Carl Sandburg, classe 1878, visse numerosi destini senza ricorrere alla metempsicosi. Fu garzone di barbiere, imbianchino, carrettiere, vagabondo. Per quasi un anno sperimentò la vita militare prestando servizio a Porto Rico e quando tornò scelse di istruirsi. Grazie alle Poesie di Chicago l’America lo riconoscerà, ma non mancarono i denigratori che non lo riconoscevano come poeta in quanto le sue poesie erano prive di rime … Virginia Woolf, disegnata da Rothenstein vestita di nero con il solo colletto e i polsini di merletto bianco, era stata abituata, a non parlare a se non avesse qualcosa da dire. Quella scrittrice e stata definita il primo romanziere d’Inghilterra, ma le gerarchie lasciano il tempo che trovano certo è il fatto che stata una delle intelligenze e delle fantasie più delicate tra coloro che hanno tentato esperimenti con il romanzo inglese...Dire romanziere tedesco è un ossimoro: questa è la regola. La Germania è povera di romanzi pur essendo ricca di poeti lirici, eruditi, filosofi. Ma c’è un’eccezione: l’opera di Lion Feuchtwanger… Una delle buone consuetudini inglesi è quella di scrivere biografie di Giovanna D’Arco. In tanti si sono cimentati nell’impresa, anche Twain, anche De Quincey. Di recente anche Vita-Sackville West con il suo Santa Giovanna D’Arco che è tutt’altro che un omaggio...Nei testi polizieschi mediocri  la soluzione è di tipo materiale (pensiamo alla classica porta segreta), in quelli buoni è di tipo psicologico. Tra quelli buoni si annoverano sicuramente quelli di Chesterton, basta leggere un suo racconto a caso… Bisogna segnalare l’aumento vertiginoso delle biografie, ma, si sa, come gli uomini a un certo punto finiscano. Che fare? Non c’è problema: si può ricorrere ai fiumi o ai simboli. Non a caso Claude Rouget de Usle ha pubblicato la biografia di un inno, La Marsigliese…

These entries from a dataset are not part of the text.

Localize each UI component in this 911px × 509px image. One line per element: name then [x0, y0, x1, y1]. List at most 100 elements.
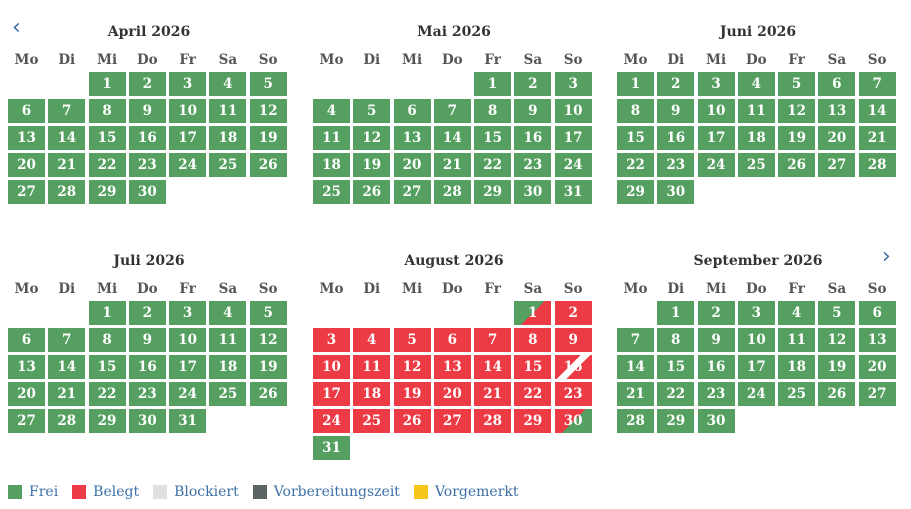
day-cell-free[interactable]: 30 [514, 180, 552, 204]
day-cell-free[interactable]: 2 [128, 72, 166, 96]
day-cell-free[interactable]: 23 [514, 153, 552, 177]
day-cell-free[interactable]: 20 [818, 126, 856, 150]
day-cell-free[interactable]: 6 [8, 99, 45, 123]
day-cell-free[interactable]: 27 [8, 180, 45, 204]
day-cell-free[interactable]: 25 [209, 153, 247, 177]
day-cell-free[interactable]: 19 [818, 355, 856, 379]
day-cell-free[interactable]: 3 [169, 301, 207, 325]
day-cell-free[interactable]: 28 [858, 153, 896, 177]
day-cell-free[interactable]: 26 [249, 153, 287, 177]
day-cell-free[interactable]: 20 [8, 382, 45, 406]
day-cell-free[interactable]: 16 [697, 355, 735, 379]
day-cell-free[interactable]: 19 [778, 126, 816, 150]
day-cell-booked[interactable]: 23 [554, 382, 592, 406]
day-cell-free[interactable]: 12 [778, 99, 816, 123]
day-cell-free[interactable]: 13 [393, 126, 431, 150]
day-cell-booked[interactable]: 14 [474, 355, 512, 379]
day-cell-free[interactable]: 22 [88, 382, 126, 406]
day-cell-booked[interactable]: 4 [353, 328, 391, 352]
day-cell-free[interactable]: 7 [48, 328, 86, 352]
day-cell-booked[interactable]: 21 [474, 382, 512, 406]
day-cell-free[interactable]: 30 [128, 180, 166, 204]
day-cell-free[interactable]: 4 [209, 72, 247, 96]
day-cell-free[interactable]: 28 [48, 409, 86, 433]
day-cell-free[interactable]: 6 [8, 328, 45, 352]
day-cell-free[interactable]: 26 [249, 382, 287, 406]
day-cell-free[interactable]: 1 [657, 301, 695, 325]
day-cell-free[interactable]: 1 [88, 301, 126, 325]
day-cell-free[interactable]: 15 [474, 126, 512, 150]
day-cell-free[interactable]: 14 [48, 355, 86, 379]
day-cell-free[interactable]: 7 [48, 99, 86, 123]
day-cell-free[interactable]: 14 [433, 126, 471, 150]
day-cell-free[interactable]: 27 [8, 409, 45, 433]
day-cell-free[interactable]: 16 [514, 126, 552, 150]
day-cell-free[interactable]: 23 [128, 153, 166, 177]
day-cell-free[interactable]: 5 [818, 301, 856, 325]
day-cell-free[interactable]: 4 [313, 99, 350, 123]
day-cell-free[interactable]: 26 [818, 382, 856, 406]
day-cell-booked[interactable]: 24 [313, 409, 350, 433]
day-cell-booked[interactable]: 12 [393, 355, 431, 379]
day-cell-free[interactable]: 23 [697, 382, 735, 406]
day-cell-free[interactable]: 24 [169, 382, 207, 406]
day-cell-free[interactable]: 28 [617, 409, 654, 433]
day-cell-free[interactable]: 14 [617, 355, 654, 379]
day-cell-free[interactable]: 13 [818, 99, 856, 123]
day-cell-free[interactable]: 13 [858, 328, 896, 352]
day-cell-booked[interactable]: 22 [514, 382, 552, 406]
day-cell-free[interactable]: 29 [617, 180, 654, 204]
day-cell-free[interactable]: 11 [778, 328, 816, 352]
day-cell-booked[interactable]: 9 [554, 328, 592, 352]
day-cell-free[interactable]: 11 [209, 99, 247, 123]
day-cell-booked[interactable]: 3 [313, 328, 350, 352]
day-cell-free[interactable]: 5 [353, 99, 391, 123]
day-cell-free[interactable]: 17 [169, 355, 207, 379]
day-cell-free[interactable]: 9 [697, 328, 735, 352]
day-cell-booked[interactable]: 6 [433, 328, 471, 352]
day-cell-free[interactable]: 10 [169, 328, 207, 352]
day-cell-free[interactable]: 1 [474, 72, 512, 96]
day-cell-free[interactable]: 30 [697, 409, 735, 433]
day-cell-free[interactable]: 25 [313, 180, 350, 204]
day-cell-free[interactable]: 10 [737, 328, 775, 352]
day-cell-free[interactable]: 24 [697, 153, 735, 177]
day-cell-free[interactable]: 18 [209, 355, 247, 379]
next-month-chevron-icon[interactable]: › [882, 244, 891, 269]
day-cell-free[interactable]: 16 [128, 355, 166, 379]
day-cell-free[interactable]: 22 [657, 382, 695, 406]
day-cell-free[interactable]: 10 [169, 99, 207, 123]
previous-month-chevron-icon[interactable]: ‹ [12, 15, 21, 40]
day-cell-booked[interactable]: 25 [353, 409, 391, 433]
day-cell-free[interactable]: 29 [474, 180, 512, 204]
day-cell-free[interactable]: 3 [169, 72, 207, 96]
day-cell-free[interactable]: 31 [554, 180, 592, 204]
day-cell-free[interactable]: 17 [554, 126, 592, 150]
day-cell-free[interactable]: 5 [249, 72, 287, 96]
day-cell-free[interactable]: 11 [737, 99, 775, 123]
day-cell-booked[interactable]: 11 [353, 355, 391, 379]
day-cell-free[interactable]: 15 [657, 355, 695, 379]
day-cell-free[interactable]: 27 [858, 382, 896, 406]
day-cell-free[interactable]: 7 [617, 328, 654, 352]
day-cell-free[interactable]: 25 [778, 382, 816, 406]
day-cell-booked[interactable]: 27 [433, 409, 471, 433]
day-cell-free[interactable]: 12 [249, 99, 287, 123]
day-cell-free[interactable]: 10 [554, 99, 592, 123]
day-cell-free[interactable]: 29 [88, 180, 126, 204]
day-cell-free[interactable]: 22 [617, 153, 654, 177]
day-cell-booked[interactable]: 26 [393, 409, 431, 433]
day-cell-changeover[interactable]: 16 [554, 355, 592, 379]
day-cell-booked[interactable]: 20 [433, 382, 471, 406]
day-cell-booked[interactable]: 8 [514, 328, 552, 352]
day-cell-free[interactable]: 28 [48, 180, 86, 204]
day-cell-arrival[interactable]: 1 [514, 301, 552, 325]
day-cell-free[interactable]: 5 [778, 72, 816, 96]
day-cell-free[interactable]: 1 [88, 72, 126, 96]
day-cell-free[interactable]: 18 [313, 153, 350, 177]
day-cell-free[interactable]: 7 [858, 72, 896, 96]
day-cell-free[interactable]: 17 [737, 355, 775, 379]
day-cell-free[interactable]: 8 [88, 99, 126, 123]
day-cell-free[interactable]: 19 [249, 355, 287, 379]
day-cell-free[interactable]: 12 [353, 126, 391, 150]
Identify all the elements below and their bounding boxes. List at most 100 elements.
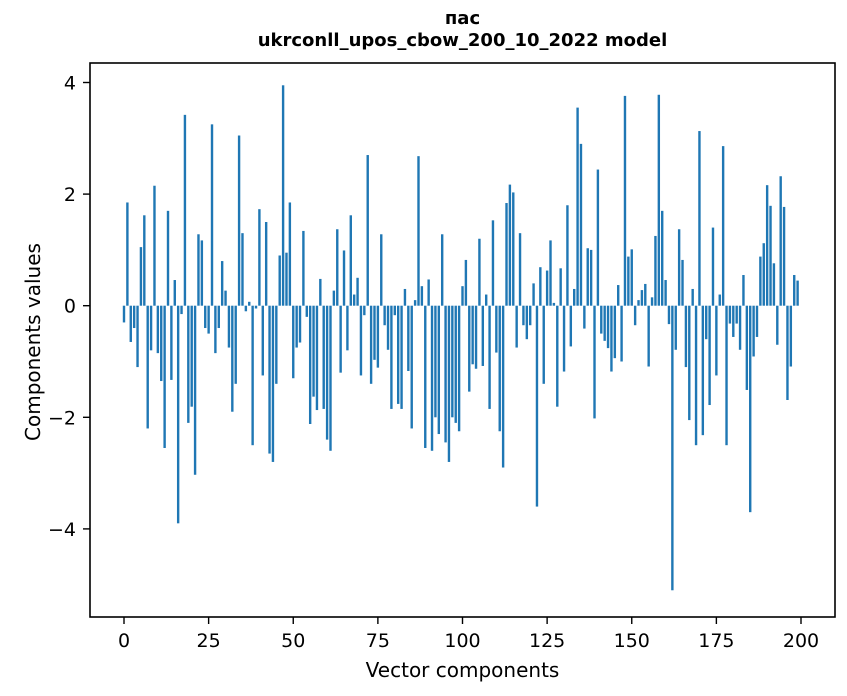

Testi prigionieri raccoglie una lunga serie di biografie e di recensioni che Borges pubblicò nella rivista El Hogar negli anni tra il 1936 e il 1940. Si trattava di una rivista tendenzialmente femminile e la cui lettura era diffusa nei ceti medio alti della borghesia argentina del tempo. Oggi è possibile leggerli grazie all’impegno di due studiosi, DeRodriguez Monegal e Sacerio Garì, i quali, nel 1986, fecero in modo di diffonderli e farli uscire dalle pagine della rivista. Borges, quindi, periodicamente, scriveva recensioni brevi e biografie sintetiche e decisamente atipiche nelle quali più che una dettagliata analisi della vita dell’autore preso in considerazione mette in luce eventi particolari o aneddoti che, in qualche modo, hanno influito e determinato cambiamenti nella sua vita. Si tratta, indubbiamente, di testi scritti con finalità divulgative, destinati a un pubblico anche, e forse soprattutto, di non addetti ai lavori, con i quali arricchiva la rubrica dedicata, appunto, ad autori stranieri: gli autori e i libri trattati sono numerosi. E in essi c’è tutto Borges, il suo amore per i libri, il suo modo di essere lettore ad ampio spettro, la concezione per la quale un libro non è, né può essere, un mondo a sé, un universo isolato ma è, invece, un mondo che apre le porte verso altri mondi. Leggere è un’esperienza in senso ampio. Caratterizzati da un’estrema sinteticità, da un linguaggio accattivante e da una buona dose di ironia questi articoli, brevi ma intensi e pungenti,  si leggono con grande piacere e curiosità.